Maximization with a binding boundary constraint

Question

I have following profit function -

$$ max_{x} ~ mx^{2a} - rx $$ $\text{Subject to,}$

$$ p \geq mx^{2a} - rx \geq q $$

Where, $ m>r, p>0, q>0$ and $a< \frac{1}{2}$

Since firm always want to choose higher enough profit, upper boundary constraint will be binding.

So, the maximization problem becomes - $$ max_{x} ~ mx^{2a} - rx $$ $\text{Subject to,}$ $$ mx^{2a} - rx = p $$

How can I solve for optimal value of $x$?

My working - $$ mx^{2a} - rx = 0 \Leftrightarrow x= \left(\frac{m}{r} \right)^{\frac{1}{1-2a}}$$ Since $p>0$ So, $x> \left(\frac{m}{r} \right)^{\frac{1}{1-2a}}$

My question is - is there a way to solve for exact expression of x?

Answer 1

It could be good to provide the meaning of the parameters that you are using, this may help in building intuition and for verifying if the problem is well formulated.
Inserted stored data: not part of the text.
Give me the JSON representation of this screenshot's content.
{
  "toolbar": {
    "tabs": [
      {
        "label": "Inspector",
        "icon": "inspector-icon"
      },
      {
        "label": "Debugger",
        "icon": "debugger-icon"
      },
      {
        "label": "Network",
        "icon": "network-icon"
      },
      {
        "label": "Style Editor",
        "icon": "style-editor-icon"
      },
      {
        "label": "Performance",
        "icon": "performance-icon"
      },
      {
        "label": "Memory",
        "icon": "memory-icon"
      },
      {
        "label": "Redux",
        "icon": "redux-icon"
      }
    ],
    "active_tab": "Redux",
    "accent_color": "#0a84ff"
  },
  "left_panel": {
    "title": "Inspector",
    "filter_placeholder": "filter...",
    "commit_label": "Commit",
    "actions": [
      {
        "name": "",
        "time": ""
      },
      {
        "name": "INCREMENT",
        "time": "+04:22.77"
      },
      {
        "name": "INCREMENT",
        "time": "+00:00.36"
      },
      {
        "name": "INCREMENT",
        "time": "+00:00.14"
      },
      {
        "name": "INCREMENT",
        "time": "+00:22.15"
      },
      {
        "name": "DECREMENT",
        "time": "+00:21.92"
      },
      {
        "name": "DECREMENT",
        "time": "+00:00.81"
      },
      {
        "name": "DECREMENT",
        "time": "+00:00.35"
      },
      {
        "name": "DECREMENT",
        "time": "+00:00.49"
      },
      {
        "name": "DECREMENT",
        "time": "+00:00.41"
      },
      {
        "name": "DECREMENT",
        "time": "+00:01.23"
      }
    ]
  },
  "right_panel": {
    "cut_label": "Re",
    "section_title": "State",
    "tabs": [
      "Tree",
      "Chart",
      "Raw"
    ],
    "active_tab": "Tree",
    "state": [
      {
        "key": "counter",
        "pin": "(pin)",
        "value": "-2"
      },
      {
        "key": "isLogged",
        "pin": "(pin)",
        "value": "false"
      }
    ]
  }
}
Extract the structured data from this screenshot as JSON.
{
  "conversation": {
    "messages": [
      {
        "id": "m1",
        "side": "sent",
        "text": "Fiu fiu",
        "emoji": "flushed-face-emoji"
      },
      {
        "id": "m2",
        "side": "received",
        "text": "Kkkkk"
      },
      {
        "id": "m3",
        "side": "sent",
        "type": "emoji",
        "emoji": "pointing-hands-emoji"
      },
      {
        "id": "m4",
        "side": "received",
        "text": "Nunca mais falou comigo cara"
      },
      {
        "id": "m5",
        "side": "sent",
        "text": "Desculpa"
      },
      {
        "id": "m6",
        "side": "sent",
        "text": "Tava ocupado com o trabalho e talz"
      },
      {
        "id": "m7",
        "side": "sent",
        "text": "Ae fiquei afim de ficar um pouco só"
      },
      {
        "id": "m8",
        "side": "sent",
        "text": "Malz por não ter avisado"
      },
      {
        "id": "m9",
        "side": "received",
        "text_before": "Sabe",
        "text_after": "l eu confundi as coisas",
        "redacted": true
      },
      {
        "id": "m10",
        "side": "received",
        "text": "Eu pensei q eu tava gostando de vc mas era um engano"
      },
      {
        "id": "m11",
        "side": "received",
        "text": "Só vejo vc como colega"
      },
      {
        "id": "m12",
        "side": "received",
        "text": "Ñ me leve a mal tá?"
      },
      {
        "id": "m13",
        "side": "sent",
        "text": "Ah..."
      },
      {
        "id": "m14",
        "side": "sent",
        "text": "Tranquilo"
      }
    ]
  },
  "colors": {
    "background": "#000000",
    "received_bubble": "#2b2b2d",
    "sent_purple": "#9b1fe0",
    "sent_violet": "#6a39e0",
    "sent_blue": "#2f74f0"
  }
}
You need to check how you defined the profit function what, m, p, q, x stand for? is $ {mx^{2a}}$ total revenue? if $x$ is output, then what $q$ is? it is very likely that the constrained is not well formulated.

If you provide the info above, there is a high chance that you will get better solutions.

without taking the constraint into account that would be $$max_x~profit={mx^{2a}-rx~~} $$ FOC $$\frac{d profit}{d x} =2amx^{2a-1} - r = 0 $$ $$x = (\frac{r}{2am})^{\frac{1}{2a-1}} $$